Zéro déficit pour 2011
S’agissant des déficits, actuellement on prévoit pour 2011, zéro déficit, note M. Kerri qui rappelle que pour 2010, 14 communes présentaient des déficits. 135 millions de dinars ont été déboursés pour ces communes tirés du Fonds commun. En 1999, 1.207 communes étaient concernées, il y a été déboursé 15 milliards de DA. En 2009, 419 communes concernées 3 milliards de DA ont été déboursés. A l’avenir, le Fonds interviendra à la faveur de cette amélioration, beaucoup plus sur les projets d’équipement plutôt que sur les déficits.

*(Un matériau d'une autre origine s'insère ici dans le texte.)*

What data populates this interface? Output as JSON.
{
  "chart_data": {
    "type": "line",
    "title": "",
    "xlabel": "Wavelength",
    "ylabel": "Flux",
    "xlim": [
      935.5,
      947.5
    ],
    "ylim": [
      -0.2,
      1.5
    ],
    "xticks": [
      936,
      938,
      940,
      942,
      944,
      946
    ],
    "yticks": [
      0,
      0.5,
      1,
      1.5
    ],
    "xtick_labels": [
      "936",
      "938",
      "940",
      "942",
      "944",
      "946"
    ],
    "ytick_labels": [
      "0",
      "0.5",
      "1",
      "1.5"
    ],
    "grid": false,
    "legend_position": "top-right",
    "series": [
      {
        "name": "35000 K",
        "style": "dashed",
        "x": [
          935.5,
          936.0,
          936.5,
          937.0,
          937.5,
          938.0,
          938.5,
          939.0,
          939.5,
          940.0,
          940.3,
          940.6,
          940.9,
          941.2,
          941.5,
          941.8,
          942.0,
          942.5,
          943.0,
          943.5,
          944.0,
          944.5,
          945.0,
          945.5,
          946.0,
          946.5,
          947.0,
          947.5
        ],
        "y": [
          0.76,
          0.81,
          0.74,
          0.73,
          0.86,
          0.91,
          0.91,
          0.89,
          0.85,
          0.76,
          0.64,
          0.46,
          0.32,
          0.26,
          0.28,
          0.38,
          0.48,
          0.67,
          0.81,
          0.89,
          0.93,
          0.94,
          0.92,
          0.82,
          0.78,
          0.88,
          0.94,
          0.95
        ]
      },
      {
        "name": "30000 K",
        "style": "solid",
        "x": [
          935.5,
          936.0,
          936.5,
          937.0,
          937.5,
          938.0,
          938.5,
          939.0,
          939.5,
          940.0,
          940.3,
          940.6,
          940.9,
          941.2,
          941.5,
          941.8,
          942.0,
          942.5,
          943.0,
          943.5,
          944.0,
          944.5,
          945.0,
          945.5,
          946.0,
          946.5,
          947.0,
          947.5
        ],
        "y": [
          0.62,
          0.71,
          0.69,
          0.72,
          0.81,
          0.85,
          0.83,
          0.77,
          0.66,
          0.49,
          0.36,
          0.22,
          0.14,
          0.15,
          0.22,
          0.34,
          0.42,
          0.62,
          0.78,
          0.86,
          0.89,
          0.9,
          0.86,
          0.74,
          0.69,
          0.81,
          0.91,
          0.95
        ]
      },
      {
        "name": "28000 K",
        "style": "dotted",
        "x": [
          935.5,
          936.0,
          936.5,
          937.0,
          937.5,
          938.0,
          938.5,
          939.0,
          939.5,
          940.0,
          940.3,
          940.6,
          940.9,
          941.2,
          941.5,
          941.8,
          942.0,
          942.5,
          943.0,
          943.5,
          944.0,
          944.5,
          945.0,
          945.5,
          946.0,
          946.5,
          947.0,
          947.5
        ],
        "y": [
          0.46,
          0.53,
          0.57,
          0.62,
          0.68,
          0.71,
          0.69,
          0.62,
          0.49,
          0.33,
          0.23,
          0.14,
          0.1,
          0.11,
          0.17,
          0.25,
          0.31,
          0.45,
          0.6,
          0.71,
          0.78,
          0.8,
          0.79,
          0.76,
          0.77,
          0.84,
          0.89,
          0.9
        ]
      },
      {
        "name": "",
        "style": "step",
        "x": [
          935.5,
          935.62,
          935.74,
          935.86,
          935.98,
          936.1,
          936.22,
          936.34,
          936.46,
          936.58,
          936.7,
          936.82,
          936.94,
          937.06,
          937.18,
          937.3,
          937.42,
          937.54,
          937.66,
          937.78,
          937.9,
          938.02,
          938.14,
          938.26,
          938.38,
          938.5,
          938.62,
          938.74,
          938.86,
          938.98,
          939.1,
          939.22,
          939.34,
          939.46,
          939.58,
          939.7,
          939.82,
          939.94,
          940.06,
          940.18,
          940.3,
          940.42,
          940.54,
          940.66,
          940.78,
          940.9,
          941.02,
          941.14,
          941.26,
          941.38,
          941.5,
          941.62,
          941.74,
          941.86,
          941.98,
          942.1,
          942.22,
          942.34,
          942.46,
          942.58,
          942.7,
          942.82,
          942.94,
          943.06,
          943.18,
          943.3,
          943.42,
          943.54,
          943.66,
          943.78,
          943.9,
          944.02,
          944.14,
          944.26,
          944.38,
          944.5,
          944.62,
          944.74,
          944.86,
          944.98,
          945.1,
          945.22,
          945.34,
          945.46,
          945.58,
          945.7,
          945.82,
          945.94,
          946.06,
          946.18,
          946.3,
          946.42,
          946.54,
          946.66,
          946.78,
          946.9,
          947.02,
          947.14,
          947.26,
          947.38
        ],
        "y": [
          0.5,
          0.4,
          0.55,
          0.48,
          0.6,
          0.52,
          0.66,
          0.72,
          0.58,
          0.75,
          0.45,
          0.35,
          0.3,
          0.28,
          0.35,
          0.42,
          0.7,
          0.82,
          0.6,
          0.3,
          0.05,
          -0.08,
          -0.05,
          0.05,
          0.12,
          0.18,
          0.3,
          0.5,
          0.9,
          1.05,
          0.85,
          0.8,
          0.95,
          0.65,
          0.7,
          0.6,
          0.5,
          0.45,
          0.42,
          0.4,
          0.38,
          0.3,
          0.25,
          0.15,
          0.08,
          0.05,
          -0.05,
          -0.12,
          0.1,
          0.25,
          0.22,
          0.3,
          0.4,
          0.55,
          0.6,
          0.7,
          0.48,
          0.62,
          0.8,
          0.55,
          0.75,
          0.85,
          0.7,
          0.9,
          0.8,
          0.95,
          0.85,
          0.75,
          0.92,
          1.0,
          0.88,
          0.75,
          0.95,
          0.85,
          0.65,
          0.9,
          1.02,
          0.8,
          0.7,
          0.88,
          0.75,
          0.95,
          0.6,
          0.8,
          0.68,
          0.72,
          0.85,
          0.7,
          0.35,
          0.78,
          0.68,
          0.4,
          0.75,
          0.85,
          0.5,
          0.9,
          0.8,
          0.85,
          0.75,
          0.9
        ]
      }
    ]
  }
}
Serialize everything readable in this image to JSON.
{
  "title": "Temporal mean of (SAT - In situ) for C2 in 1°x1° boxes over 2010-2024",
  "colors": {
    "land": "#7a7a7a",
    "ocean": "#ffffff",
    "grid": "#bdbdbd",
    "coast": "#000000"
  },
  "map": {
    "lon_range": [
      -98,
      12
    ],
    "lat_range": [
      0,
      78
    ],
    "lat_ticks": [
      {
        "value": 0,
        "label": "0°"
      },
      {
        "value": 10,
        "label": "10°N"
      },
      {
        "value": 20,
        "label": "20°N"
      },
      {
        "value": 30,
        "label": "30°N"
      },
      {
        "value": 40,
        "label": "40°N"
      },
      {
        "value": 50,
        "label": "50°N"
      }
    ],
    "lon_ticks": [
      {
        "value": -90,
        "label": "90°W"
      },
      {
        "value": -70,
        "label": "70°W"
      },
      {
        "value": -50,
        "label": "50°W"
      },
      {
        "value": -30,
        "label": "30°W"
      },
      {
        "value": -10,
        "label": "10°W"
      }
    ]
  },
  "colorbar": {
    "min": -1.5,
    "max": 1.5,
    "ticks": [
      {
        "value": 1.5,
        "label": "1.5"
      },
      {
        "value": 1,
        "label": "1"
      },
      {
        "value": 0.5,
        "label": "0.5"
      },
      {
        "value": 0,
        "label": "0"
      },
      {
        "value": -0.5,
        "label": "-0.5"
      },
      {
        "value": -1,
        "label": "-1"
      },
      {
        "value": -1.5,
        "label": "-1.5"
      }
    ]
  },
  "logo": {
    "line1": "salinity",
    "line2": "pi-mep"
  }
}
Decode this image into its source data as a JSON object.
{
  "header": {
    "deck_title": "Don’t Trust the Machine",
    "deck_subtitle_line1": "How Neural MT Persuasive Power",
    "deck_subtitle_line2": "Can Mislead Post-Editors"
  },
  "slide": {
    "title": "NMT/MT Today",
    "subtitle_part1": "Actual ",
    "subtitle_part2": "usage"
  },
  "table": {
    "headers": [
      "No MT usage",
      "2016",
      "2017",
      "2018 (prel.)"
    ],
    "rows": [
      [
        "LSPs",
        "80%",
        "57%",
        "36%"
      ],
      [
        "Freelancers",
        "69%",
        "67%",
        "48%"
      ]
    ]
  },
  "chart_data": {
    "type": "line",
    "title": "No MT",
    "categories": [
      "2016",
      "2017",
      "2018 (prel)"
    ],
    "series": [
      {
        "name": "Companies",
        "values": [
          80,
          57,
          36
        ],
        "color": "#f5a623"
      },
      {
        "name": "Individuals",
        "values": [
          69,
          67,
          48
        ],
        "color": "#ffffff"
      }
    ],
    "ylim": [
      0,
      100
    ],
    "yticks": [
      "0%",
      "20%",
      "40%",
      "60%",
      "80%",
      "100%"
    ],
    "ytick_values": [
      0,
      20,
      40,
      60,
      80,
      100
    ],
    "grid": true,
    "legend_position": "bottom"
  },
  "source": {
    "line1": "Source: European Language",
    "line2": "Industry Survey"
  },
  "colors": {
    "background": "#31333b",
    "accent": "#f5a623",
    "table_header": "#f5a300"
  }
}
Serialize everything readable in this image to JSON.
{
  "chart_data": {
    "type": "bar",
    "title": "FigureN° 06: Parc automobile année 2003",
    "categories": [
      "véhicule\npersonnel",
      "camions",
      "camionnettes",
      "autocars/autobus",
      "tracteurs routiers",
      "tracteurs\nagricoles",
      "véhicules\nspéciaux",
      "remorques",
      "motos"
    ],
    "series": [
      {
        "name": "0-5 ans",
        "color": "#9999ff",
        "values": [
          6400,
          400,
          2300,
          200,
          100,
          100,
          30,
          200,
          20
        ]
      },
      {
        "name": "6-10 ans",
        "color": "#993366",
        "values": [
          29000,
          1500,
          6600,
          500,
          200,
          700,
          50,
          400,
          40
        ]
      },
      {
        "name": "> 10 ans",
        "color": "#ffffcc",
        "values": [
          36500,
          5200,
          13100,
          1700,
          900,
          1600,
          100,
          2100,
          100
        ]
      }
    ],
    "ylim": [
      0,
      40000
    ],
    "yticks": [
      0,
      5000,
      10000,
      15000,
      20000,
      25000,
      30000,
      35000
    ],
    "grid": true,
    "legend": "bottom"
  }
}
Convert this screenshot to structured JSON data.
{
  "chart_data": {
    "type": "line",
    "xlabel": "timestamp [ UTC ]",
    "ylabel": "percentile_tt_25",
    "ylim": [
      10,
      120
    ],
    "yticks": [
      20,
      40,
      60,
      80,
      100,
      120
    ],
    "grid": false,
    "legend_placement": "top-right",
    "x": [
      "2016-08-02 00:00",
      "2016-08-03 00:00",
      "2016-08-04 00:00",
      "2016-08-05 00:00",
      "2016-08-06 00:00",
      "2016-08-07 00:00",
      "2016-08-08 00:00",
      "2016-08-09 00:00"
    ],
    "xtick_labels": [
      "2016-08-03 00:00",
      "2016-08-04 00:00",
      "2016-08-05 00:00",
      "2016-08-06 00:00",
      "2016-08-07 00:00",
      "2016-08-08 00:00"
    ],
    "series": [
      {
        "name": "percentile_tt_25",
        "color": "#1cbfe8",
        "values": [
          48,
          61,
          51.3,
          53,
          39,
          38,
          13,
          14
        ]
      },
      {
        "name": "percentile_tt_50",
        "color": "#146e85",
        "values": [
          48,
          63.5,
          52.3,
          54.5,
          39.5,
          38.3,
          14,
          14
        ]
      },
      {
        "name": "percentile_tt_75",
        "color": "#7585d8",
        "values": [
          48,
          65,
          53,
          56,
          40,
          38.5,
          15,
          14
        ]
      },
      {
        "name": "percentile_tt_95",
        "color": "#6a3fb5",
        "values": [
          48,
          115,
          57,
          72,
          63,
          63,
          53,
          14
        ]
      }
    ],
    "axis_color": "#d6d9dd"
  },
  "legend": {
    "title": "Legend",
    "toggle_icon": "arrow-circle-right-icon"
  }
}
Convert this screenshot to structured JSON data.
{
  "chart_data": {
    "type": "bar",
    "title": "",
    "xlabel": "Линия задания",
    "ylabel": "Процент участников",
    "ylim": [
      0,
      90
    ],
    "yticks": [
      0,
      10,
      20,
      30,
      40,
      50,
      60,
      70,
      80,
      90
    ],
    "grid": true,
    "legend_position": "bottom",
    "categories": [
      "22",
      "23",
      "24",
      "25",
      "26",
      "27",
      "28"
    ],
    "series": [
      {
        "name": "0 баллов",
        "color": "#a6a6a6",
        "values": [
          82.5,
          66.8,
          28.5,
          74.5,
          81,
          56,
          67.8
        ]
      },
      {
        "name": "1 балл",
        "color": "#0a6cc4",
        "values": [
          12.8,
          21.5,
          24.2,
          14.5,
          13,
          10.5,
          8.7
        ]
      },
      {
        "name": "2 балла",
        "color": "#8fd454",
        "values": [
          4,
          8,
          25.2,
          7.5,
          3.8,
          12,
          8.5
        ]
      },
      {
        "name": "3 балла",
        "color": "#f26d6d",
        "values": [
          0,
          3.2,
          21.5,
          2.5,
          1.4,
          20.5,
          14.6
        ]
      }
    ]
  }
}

Le déficit a été pendant longtemps un déficit structurel né des ressources financières des collectivités locales. On a été contraint, note M. Kerri, d’équilibrer les budgets selon des règles autres que celles connues pour les budgets de l’Etat.
M. Kerri relève que le recouvrement qui a été pendant longtemps de la prérogative des receveurs des contributions diverses a été confié à un moment à des trésoriers communaux ; ce qui a créé une rupture, car ces derniers n’avaient pas de tradition en la matière.
Le problème qui se pose pour le recouvrement est un problème de civisme. Il y a des choix politiques pour l’avenir à faire, note M. Anekik qui cite des exemples étrangers où la fiscalité locale a de bons rendements.